Cosa si prova quando si vede avverarsi davanti ai propri occhi una magia? La sensazione è molto simile a ciò che si prova di fronte all’opera di Shiro Takatani “St/ill 3d water matrix” ospitata nella mostra DigitaLife al Macro Testaccio Pelada. Si resta intontiti, paralizzati. E’ una vera magia o un trucco ben congegnato?

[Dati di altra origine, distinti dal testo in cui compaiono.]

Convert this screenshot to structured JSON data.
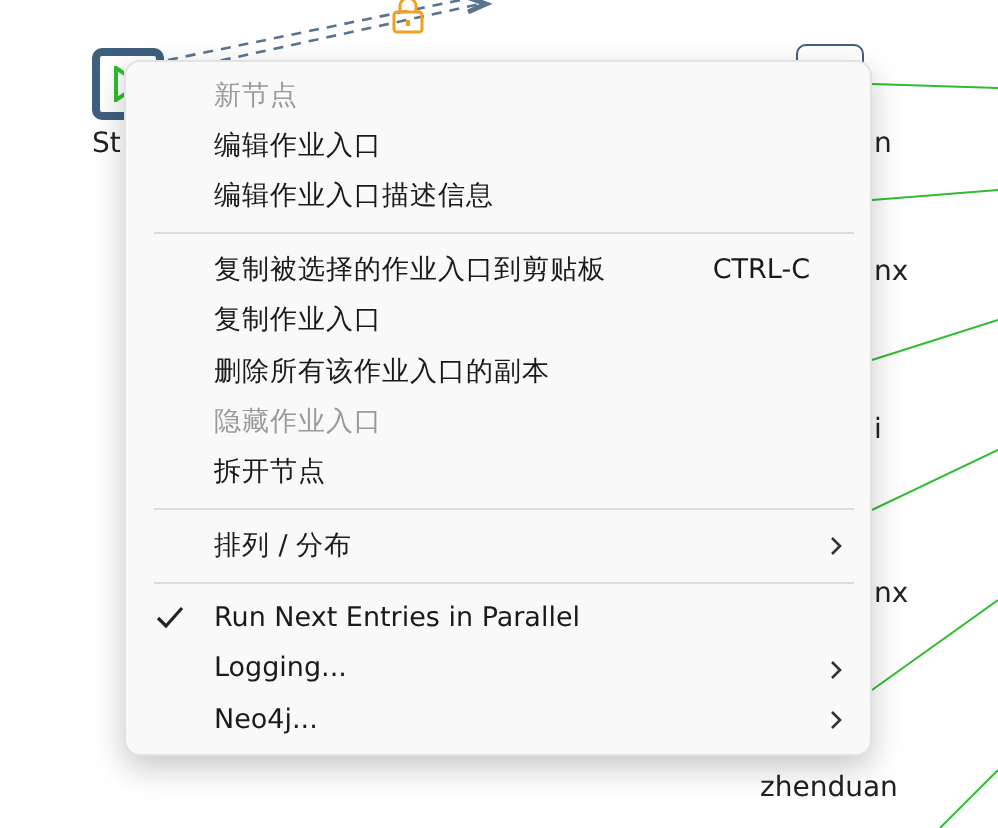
{
  "canvas": {
    "nodes": [
      {
        "label": "St",
        "kind": "start"
      },
      {
        "label": "n",
        "kind": "plain"
      },
      {
        "label": "nx",
        "kind": "text"
      },
      {
        "label": "i",
        "kind": "text"
      },
      {
        "label": "nx",
        "kind": "text"
      },
      {
        "label": "zhenduan",
        "kind": "text"
      }
    ]
  },
  "context_menu": {
    "items": [
      {
        "kind": "item",
        "label": "新节点",
        "disabled": true,
        "checked": false,
        "submenu": false
      },
      {
        "kind": "item",
        "label": "编辑作业入口",
        "disabled": false,
        "checked": false,
        "submenu": false
      },
      {
        "kind": "item",
        "label": "编辑作业入口描述信息",
        "disabled": false,
        "checked": false,
        "submenu": false
      },
      {
        "kind": "separator"
      },
      {
        "kind": "item",
        "label": "复制被选择的作业入口到剪贴板",
        "shortcut": "CTRL-C",
        "disabled": false,
        "checked": false,
        "submenu": false
      },
      {
        "kind": "item",
        "label": "复制作业入口",
        "disabled": false,
        "checked": false,
        "submenu": false
      },
      {
        "kind": "item",
        "label": "删除所有该作业入口的副本",
        "disabled": false,
        "checked": false,
        "submenu": false
      },
      {
        "kind": "item",
        "label": "隐藏作业入口",
        "disabled": true,
        "checked": false,
        "submenu": false
      },
      {
        "kind": "item",
        "label": "拆开节点",
        "disabled": false,
        "checked": false,
        "submenu": false
      },
      {
        "kind": "separator"
      },
      {
        "kind": "item",
        "label": "排列 / 分布",
        "disabled": false,
        "checked": false,
        "submenu": true
      },
      {
        "kind": "separator"
      },
      {
        "kind": "item",
        "label": "Run Next Entries in Parallel",
        "disabled": false,
        "checked": true,
        "submenu": false
      },
      {
        "kind": "item",
        "label": "Logging...",
        "disabled": false,
        "checked": false,
        "submenu": true
      },
      {
        "kind": "item",
        "label": "Neo4j...",
        "disabled": false,
        "checked": false,
        "submenu": true
      }
    ]
  }
}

Ovviamente la risposta è ovvia in quanto la magia non esiste, ma se si prova a immaginare come potrebbe presentarsi nel mondo reale probabilmente le sue fattezze non sarebbero così diverse da quelle assunte, illusoriamente, in quest’opera, che ci riporta a quando eravamo bambini e credevamo alla magia senza batter ciglio, come se il mondo ed ogni cosa che lo abitava non potesse esistere senza quell’aura magica, che lo circondava e che lo animava. L’aria era frizzante e piena di aspettative ed è proprio quest’aria che riesce a ricreare Takatani.

img-20161016-wa0044Milioni di particelle d’acqua danzano sospese senza sosta nel 3d water matrix, macchina generatrice attraverso le sue 900 valvole dà vita a uno spettacolo unico e a coreografie sensazionali. Ad un primo sguardo s’immagina che l’artista abbia voluto ricreare un agente atmosferico, ma rimanendo a guardare si nota come questa pioggia sia un tipo di pioggia atipica, argentea e brillante, scende e sale in un continuo ciclo di nascita e morte. Creazione e distruzione si alternano nel loro incessante corso. La vita si manifesta solo per pochi istanti, quelli concessi alle gocce che inesorabilmente si dissolvono. Il precipitare non è più azione apocalittica che porta alla fine e alla distruzione. Essa viene vissuta piuttosto come azione positiva che conduce alla rigenerazione della forma. Le evoluzioni assumono forme geometriche, spirali, linee, diagonali, cerchi e a volte forme meno geometriche come cuori e macchie. La trasformazione è continua in questo tempo, ma si tratta di tempo atemporale in quanto l’atmosfera che viene creata è soffusa, sospesa, ferma. Dinamismo e staticità si confrontano in una lotta che porta ad uno strano, ma efficace equilibrio. Guardare questa particolare pioggia in effetti dona un insolito senso di benessere e armonia.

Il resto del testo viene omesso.